Andy Ellard, who runs Manda Machine Co., a 20-employee manufacturing shop in Dallas, estimates the provision will take 160 hours of his bookkeeper's time.
"It seems like in government, you don't ever look past your nose to see what's going to happen in the future," Ellard said.
"Somebody says, oh, good, this is a great idea for raising $17 billion. But they don't think about all the costs involved to do things the proper way, and what a burden it is to us, especially as a small business."
The IRS estimates the provision could affect 40 million businesses, charities, nonprofit associations and other entities that would be required to file the additional reports.
After hearing from business people like Ellard, most members of Congress and President Barack Obama agree the 1099 provision needs to be repealed before it takes effect in 2012. Attempts to strip it from the law last year won majorities in the House and the Senate but still failed to get through.
Bill Rhys, tax counsel for the National Federation of Independent Business, said the provision is tangled in deficit politics.
"The revenue score [for the health care law] says this would have raised $17 billion," Rhys said. "The challenge going ahead is how to replace that on the score sheet."
Democrats, using estimates provided by the nonpartisan Congressional Budget Office, say the health care law as passed will save $143 billion between 2010 and 2019.
Republicans have said that the law would raise spending on health care and that the budget office used faulty assumptions. They made the same argument last week, when the CBO said the Republicans' "Repealing the Job-Killing Health Care Act" would cost $230 billion between 2012 and 2021.
The 1099 provision came out of the Senate Finance Committee, as Democrats were trying to find ways of lowering the cost of extending health insurance to 32 million more Americans.
In 2007, the Treasury estimated Americans were not paying $345 billion owed as taxes. Treasury officials suggested to the Finance Committee that an increased filing requirement would give the IRS better information on whether companies were really paying what they owe in taxes.
Ellard said he appreciates the rationale.
"I'm for everybody paying their fair share of taxes, but there's got to be a better way than this," he said.
Ellard said his company uses about 250 to 300 suppliers every year and has about the same number of customers.

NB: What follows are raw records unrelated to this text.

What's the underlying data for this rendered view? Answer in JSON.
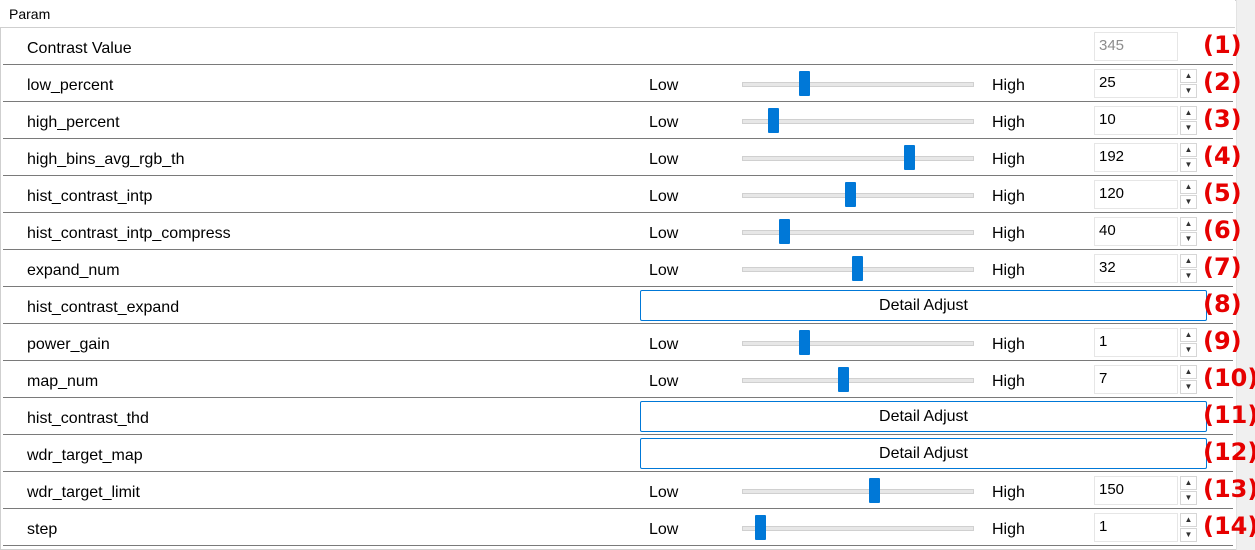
{
  "group": {
    "title": "Param"
  },
  "rows": [
    {
      "type": "value",
      "label": "Contrast Value",
      "value": "345",
      "index": "(1)"
    },
    {
      "type": "slider",
      "label": "low_percent",
      "low": "Low",
      "high": "High",
      "value": "25",
      "level": 0.26,
      "index": "(2)"
    },
    {
      "type": "slider",
      "label": "high_percent",
      "low": "Low",
      "high": "High",
      "value": "10",
      "level": 0.12,
      "index": "(3)"
    },
    {
      "type": "slider",
      "label": "high_bins_avg_rgb_th",
      "low": "Low",
      "high": "High",
      "value": "192",
      "level": 0.74,
      "index": "(4)"
    },
    {
      "type": "slider",
      "label": "hist_contrast_intp",
      "low": "Low",
      "high": "High",
      "value": "120",
      "level": 0.47,
      "index": "(5)"
    },
    {
      "type": "slider",
      "label": "hist_contrast_intp_compress",
      "low": "Low",
      "high": "High",
      "value": "40",
      "level": 0.17,
      "index": "(6)"
    },
    {
      "type": "slider",
      "label": "expand_num",
      "low": "Low",
      "high": "High",
      "value": "32",
      "level": 0.5,
      "index": "(7)"
    },
    {
      "type": "button",
      "label": "hist_contrast_expand",
      "button": "Detail Adjust",
      "index": "(8)"
    },
    {
      "type": "slider",
      "label": "power_gain",
      "low": "Low",
      "high": "High",
      "value": "1",
      "level": 0.26,
      "index": "(9)"
    },
    {
      "type": "slider",
      "label": "map_num",
      "low": "Low",
      "high": "High",
      "value": "7",
      "level": 0.44,
      "index": "(10)"
    },
    {
      "type": "button",
      "label": "hist_contrast_thd",
      "button": "Detail Adjust",
      "index": "(11)"
    },
    {
      "type": "button",
      "label": "wdr_target_map",
      "button": "Detail Adjust",
      "index": "(12)"
    },
    {
      "type": "slider",
      "label": "wdr_target_limit",
      "low": "Low",
      "high": "High",
      "value": "150",
      "level": 0.58,
      "index": "(13)"
    },
    {
      "type": "slider",
      "label": "step",
      "low": "Low",
      "high": "High",
      "value": "1",
      "level": 0.06,
      "index": "(14)"
    }
  ],
  "colors": {
    "accent": "#0078d7",
    "index_label": "#e60000"
  }
}
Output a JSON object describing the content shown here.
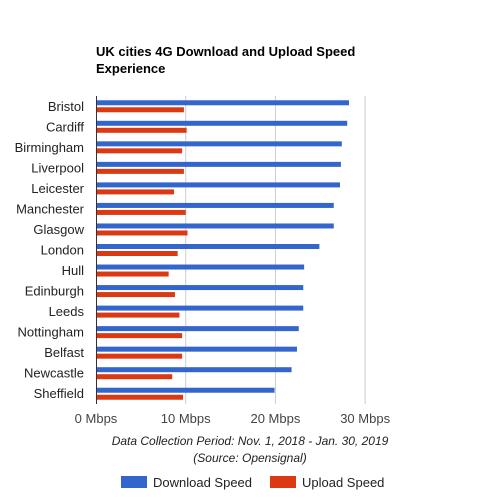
{
  "chart_data": {
    "type": "bar",
    "orientation": "horizontal",
    "title_lines": [
      "UK cities 4G Download and Upload Speed",
      "Experience"
    ],
    "categories": [
      "Bristol",
      "Cardiff",
      "Birmingham",
      "Liverpool",
      "Leicester",
      "Manchester",
      "Glasgow",
      "London",
      "Hull",
      "Edinburgh",
      "Leeds",
      "Nottingham",
      "Belfast",
      "Newcastle",
      "Sheffield"
    ],
    "series": [
      {
        "name": "Download Speed",
        "color": "#3366cc",
        "values": [
          28.2,
          28.0,
          27.4,
          27.3,
          27.2,
          26.5,
          26.5,
          24.9,
          23.2,
          23.1,
          23.1,
          22.6,
          22.4,
          21.8,
          19.9
        ]
      },
      {
        "name": "Upload Speed",
        "color": "#dc3912",
        "values": [
          9.8,
          10.1,
          9.6,
          9.8,
          8.7,
          10.0,
          10.2,
          9.1,
          8.1,
          8.8,
          9.3,
          9.6,
          9.6,
          8.5,
          9.7
        ]
      }
    ],
    "x_ticks": [
      "0 Mbps",
      "10 Mbps",
      "20 Mbps",
      "30 Mbps"
    ],
    "xlim": [
      0,
      35
    ],
    "grid": true,
    "legend_position": "bottom",
    "annotation_lines": [
      "Data Collection Period: Nov. 1, 2018 - Jan. 30, 2019",
      "(Source: Opensignal)"
    ]
  }
}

"The hardest part is going be collecting the tax ID numbers – the phone calls, the e-mails, and then what do you do for those who don't respond?" he asked. "It seems to me it's going to create a big mess for my secretary to come up and prepare all these forms every year."
The IRS has said it will not require 1099 filings when businesses make payments with credit and debit cards, since those are now going to be filed with the IRS by credit card companies under a new, separate law.
Rhys said that won't be enough to make the provision palatable.
"You don't break down on your business tax form how much is cash, checks or credit cards," he said.
"This has absolutely nothing to do with health care," Rhys said. "It was an attempt to try to mask some of the cost."